ロケッツ・オヴ・オーサムCEOレイチェル・ブルメンタル氏。【出所】筆者撮影

 同社の特徴はまず、商品がオリジナル開発したものであることだ。同社CEOのレイチェル・ブルメンタルによると「Jクルーの品質、ギャップの価格」で、子供たちに今人気のデザインの商品が上下コーディネートされて送られてくる。

 次いで、受け取る子供たちがサプライズギフトをもらったような気分になる演出だ。配送箱は外側が青空に雲の絵、内側には楽しいイラストが描かれており、手がついていて、カバンのように持ち運べる。ライフスタイルブロガーとして著名なキャリー・ヒギンズ氏はブログ[1]に「おしゃれに興味が出てきて、母親が買うものは何でもノーという娘が、ロケッツだと、何が届くかを楽しみに待っている」と紹介、これに対して多くの読者が賛同のコメントを寄せている。

この市場にはギャップやターゲット、アマゾンも参入

 同社は既に1250万ドルもの融資を受けており、今後の成長に大きな期待が寄せられている。もっとも、CEOのレイチェルはオンライン眼鏡販売で成功を収めたワービー・パーカー共同経営者の妻なので、ワービーの成功ノウハウがバックにあるという安心感が期待を増幅している部分はあるだろう。

 子供市場でのサブスクリプションモデルは大手チェーンの間でも急激に増加している。昨年秋ギャップ社はベビーギャップ、オールドネイビー、今年4月にパジャマと寝具に特化したベッドタイムボックスで参入しており、ターゲットも今年2月にキャット&ジャックのPBラインをサブスクリプション化している。

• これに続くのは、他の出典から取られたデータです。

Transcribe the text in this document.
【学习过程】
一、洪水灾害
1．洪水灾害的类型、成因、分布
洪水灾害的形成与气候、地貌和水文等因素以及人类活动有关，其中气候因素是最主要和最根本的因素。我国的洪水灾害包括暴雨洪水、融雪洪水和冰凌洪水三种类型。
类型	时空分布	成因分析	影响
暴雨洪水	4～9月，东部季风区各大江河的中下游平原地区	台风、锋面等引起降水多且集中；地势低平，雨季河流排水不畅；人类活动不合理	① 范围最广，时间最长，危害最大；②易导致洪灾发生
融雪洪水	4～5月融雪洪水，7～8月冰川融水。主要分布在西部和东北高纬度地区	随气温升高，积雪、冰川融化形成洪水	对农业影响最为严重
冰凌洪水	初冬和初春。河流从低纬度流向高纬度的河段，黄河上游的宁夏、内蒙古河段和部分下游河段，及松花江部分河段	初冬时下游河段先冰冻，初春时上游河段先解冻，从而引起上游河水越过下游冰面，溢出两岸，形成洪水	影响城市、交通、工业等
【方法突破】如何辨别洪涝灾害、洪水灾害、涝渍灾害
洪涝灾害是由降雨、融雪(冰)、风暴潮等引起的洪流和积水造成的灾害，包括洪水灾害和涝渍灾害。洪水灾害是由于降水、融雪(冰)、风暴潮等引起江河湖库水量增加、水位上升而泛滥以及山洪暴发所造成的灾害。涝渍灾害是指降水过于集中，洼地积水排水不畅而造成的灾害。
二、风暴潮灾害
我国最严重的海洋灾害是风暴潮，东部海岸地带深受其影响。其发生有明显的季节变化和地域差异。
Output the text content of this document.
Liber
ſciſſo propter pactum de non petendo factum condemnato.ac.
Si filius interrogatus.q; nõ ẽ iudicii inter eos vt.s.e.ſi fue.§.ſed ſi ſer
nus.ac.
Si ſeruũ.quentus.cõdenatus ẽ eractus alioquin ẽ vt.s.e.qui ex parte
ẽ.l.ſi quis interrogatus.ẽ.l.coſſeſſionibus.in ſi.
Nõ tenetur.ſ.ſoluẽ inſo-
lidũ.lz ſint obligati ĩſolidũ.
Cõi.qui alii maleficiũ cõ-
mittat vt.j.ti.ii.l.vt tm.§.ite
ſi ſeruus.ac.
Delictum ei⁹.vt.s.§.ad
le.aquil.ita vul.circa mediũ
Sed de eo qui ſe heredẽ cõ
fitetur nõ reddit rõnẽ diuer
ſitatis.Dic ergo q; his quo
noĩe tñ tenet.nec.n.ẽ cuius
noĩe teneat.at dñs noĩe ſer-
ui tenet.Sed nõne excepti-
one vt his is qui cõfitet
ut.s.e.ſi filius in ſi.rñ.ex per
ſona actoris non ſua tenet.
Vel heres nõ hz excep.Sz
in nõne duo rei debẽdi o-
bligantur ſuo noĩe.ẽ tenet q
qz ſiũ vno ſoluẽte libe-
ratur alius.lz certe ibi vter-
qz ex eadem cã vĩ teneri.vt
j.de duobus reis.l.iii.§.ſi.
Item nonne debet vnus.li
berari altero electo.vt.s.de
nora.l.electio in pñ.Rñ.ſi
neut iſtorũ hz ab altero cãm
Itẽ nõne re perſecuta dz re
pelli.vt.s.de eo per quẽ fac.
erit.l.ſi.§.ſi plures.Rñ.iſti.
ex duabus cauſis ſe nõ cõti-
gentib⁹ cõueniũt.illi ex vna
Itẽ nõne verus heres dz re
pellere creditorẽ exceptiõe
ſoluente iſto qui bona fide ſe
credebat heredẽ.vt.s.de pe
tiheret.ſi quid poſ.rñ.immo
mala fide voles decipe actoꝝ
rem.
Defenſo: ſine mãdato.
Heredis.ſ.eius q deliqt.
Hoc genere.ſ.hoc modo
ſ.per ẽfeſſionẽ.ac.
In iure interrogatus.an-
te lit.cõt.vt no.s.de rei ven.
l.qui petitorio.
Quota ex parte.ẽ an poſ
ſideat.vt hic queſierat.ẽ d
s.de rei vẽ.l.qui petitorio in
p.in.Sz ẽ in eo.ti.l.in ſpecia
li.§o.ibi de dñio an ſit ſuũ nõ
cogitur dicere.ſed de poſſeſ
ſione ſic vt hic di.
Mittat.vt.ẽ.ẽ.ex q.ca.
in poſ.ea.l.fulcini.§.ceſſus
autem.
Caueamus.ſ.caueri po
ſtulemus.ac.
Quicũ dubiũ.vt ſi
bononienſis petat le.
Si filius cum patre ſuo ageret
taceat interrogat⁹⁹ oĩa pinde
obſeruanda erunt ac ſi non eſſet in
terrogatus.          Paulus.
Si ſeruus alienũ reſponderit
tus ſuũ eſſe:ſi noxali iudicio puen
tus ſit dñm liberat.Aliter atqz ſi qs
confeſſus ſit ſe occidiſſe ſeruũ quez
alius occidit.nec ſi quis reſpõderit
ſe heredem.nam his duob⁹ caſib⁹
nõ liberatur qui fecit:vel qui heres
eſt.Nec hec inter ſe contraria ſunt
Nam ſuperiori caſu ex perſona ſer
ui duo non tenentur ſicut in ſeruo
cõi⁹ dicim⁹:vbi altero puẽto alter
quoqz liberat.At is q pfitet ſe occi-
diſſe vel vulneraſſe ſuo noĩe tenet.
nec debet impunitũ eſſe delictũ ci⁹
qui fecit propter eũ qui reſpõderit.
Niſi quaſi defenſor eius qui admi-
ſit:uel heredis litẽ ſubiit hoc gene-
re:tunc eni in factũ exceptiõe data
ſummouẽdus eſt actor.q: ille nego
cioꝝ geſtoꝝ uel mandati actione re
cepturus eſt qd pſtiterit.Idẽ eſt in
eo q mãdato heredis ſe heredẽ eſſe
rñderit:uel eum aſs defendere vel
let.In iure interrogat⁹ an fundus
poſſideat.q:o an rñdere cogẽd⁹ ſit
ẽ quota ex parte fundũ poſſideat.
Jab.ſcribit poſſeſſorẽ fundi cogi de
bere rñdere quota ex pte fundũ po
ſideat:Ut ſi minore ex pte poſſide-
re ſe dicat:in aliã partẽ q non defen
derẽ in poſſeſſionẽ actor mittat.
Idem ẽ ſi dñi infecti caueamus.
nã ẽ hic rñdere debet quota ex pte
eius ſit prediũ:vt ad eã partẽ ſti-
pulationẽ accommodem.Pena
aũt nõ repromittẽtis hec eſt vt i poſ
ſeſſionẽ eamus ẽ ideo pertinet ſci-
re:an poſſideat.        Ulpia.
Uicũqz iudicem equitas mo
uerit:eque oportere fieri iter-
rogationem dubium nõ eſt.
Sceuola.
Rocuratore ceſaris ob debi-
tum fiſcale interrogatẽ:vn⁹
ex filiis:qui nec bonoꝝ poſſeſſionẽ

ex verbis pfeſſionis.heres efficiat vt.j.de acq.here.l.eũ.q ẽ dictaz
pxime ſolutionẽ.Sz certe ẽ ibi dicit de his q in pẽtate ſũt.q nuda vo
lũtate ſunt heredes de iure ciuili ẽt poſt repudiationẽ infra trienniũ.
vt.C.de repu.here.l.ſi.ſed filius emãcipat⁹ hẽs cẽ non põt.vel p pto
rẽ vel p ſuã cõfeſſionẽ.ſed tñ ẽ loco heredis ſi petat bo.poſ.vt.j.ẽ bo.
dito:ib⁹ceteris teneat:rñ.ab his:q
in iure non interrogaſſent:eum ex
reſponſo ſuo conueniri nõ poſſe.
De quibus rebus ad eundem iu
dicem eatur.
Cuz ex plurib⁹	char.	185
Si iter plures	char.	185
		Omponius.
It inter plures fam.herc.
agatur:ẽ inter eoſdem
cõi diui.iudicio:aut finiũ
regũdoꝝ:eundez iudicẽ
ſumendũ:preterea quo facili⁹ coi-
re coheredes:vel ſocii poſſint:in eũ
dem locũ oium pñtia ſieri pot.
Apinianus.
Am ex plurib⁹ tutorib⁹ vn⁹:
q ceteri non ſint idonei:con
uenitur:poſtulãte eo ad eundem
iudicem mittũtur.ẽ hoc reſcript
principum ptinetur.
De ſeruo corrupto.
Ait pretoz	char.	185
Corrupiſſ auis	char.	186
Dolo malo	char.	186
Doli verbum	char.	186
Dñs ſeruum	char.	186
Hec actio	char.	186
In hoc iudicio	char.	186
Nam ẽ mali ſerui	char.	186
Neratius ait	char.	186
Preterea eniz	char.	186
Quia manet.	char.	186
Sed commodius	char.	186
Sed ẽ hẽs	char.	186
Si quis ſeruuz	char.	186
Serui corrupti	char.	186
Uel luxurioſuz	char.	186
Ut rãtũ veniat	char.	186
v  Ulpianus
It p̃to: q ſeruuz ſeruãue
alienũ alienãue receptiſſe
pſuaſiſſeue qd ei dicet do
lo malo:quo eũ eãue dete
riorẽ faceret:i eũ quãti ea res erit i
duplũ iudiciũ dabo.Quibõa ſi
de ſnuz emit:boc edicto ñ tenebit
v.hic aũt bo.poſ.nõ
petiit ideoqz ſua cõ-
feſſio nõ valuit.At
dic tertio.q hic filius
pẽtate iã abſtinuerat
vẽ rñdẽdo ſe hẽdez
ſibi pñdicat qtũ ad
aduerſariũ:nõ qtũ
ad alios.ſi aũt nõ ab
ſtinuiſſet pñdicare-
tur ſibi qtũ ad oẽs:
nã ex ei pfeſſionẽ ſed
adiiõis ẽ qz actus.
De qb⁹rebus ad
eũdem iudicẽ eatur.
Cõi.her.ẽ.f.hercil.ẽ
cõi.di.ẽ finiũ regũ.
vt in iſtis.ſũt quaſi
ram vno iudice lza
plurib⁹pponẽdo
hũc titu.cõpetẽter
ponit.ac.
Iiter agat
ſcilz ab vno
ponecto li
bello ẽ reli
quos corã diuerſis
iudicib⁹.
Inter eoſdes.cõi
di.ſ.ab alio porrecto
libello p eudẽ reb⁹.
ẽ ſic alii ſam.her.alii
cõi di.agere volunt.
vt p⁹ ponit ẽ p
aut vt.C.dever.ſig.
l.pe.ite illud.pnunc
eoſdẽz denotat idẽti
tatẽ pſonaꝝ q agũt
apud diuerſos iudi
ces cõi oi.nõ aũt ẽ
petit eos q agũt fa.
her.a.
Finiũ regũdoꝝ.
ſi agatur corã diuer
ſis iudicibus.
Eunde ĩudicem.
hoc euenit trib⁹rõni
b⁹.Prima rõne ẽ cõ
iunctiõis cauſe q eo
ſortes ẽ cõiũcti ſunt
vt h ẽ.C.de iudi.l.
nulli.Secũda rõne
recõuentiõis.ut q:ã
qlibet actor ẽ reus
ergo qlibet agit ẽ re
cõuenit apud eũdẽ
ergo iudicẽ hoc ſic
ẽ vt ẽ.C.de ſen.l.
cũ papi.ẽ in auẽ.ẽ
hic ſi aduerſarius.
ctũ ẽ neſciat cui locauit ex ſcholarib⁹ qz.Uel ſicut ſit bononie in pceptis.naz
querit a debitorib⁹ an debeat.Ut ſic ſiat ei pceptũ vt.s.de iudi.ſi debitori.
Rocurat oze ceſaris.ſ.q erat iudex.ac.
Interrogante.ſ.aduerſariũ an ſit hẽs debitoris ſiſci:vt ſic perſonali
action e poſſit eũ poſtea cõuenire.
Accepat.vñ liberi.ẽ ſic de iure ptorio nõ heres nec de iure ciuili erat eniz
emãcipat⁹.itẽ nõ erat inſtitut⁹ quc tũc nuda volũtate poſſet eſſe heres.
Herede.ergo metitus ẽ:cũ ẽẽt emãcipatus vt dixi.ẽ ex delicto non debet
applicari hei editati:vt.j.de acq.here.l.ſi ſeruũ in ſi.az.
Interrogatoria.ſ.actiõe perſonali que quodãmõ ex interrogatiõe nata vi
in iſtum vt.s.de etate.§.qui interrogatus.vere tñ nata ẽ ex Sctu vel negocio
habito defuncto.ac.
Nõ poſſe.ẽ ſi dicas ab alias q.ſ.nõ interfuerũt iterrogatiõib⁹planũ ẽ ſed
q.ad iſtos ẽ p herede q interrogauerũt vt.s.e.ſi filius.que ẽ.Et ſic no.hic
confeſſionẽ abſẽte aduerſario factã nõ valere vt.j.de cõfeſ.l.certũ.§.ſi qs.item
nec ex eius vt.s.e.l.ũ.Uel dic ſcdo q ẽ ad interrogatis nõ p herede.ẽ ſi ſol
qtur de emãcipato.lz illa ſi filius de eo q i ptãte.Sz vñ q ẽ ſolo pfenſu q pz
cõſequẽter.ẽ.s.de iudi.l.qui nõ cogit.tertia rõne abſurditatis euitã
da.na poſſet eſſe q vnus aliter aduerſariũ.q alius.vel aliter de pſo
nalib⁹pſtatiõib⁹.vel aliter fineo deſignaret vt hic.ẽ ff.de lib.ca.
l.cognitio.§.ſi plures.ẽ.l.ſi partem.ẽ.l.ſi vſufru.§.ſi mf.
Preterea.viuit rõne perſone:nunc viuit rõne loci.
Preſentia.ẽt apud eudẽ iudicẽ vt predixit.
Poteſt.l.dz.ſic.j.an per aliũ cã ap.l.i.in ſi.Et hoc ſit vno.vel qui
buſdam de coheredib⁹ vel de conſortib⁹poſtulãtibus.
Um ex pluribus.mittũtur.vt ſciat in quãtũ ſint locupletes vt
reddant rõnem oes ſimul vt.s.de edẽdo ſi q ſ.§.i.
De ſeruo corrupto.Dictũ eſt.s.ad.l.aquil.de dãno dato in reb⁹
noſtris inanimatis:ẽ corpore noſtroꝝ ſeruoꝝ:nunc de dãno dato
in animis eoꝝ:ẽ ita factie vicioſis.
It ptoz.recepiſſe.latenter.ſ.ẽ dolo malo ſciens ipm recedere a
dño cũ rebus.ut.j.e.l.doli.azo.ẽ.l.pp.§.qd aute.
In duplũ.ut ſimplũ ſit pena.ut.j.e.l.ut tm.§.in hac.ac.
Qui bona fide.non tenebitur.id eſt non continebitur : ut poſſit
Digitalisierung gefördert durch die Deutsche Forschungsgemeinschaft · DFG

 そして5月1日、アマゾンも児童書のサブスクリプションサービス、「プライム・ブック・ボックス」の試験営業を開始した。新生児~2歳、3~5歳、6~8歳、9~12歳の4コースがあり、出荷前に選ばれた内容を確認して不要なもの、既に持っているものを削除すると自動的に代替の本が選ばれる。アマゾンで過去購入した本は当然リストから除外されており、コースは1カ月に1回、2カ月、3カ月の3コースで、1カ月当たり22ドル99セントだ。

 毎月教育教材が届く定期購読制度は半世紀前から存在していたが、現在のサブスクリプションモデルはAIを活用しているのでよりパーソナルな好みに細かく対応し、無駄を省き、対象品目もさまざまな領域に拡大できる。しかし成功の鍵はなんといっても「箱を開けた瞬間、いかに子供が大喜びするか」にあるようだ。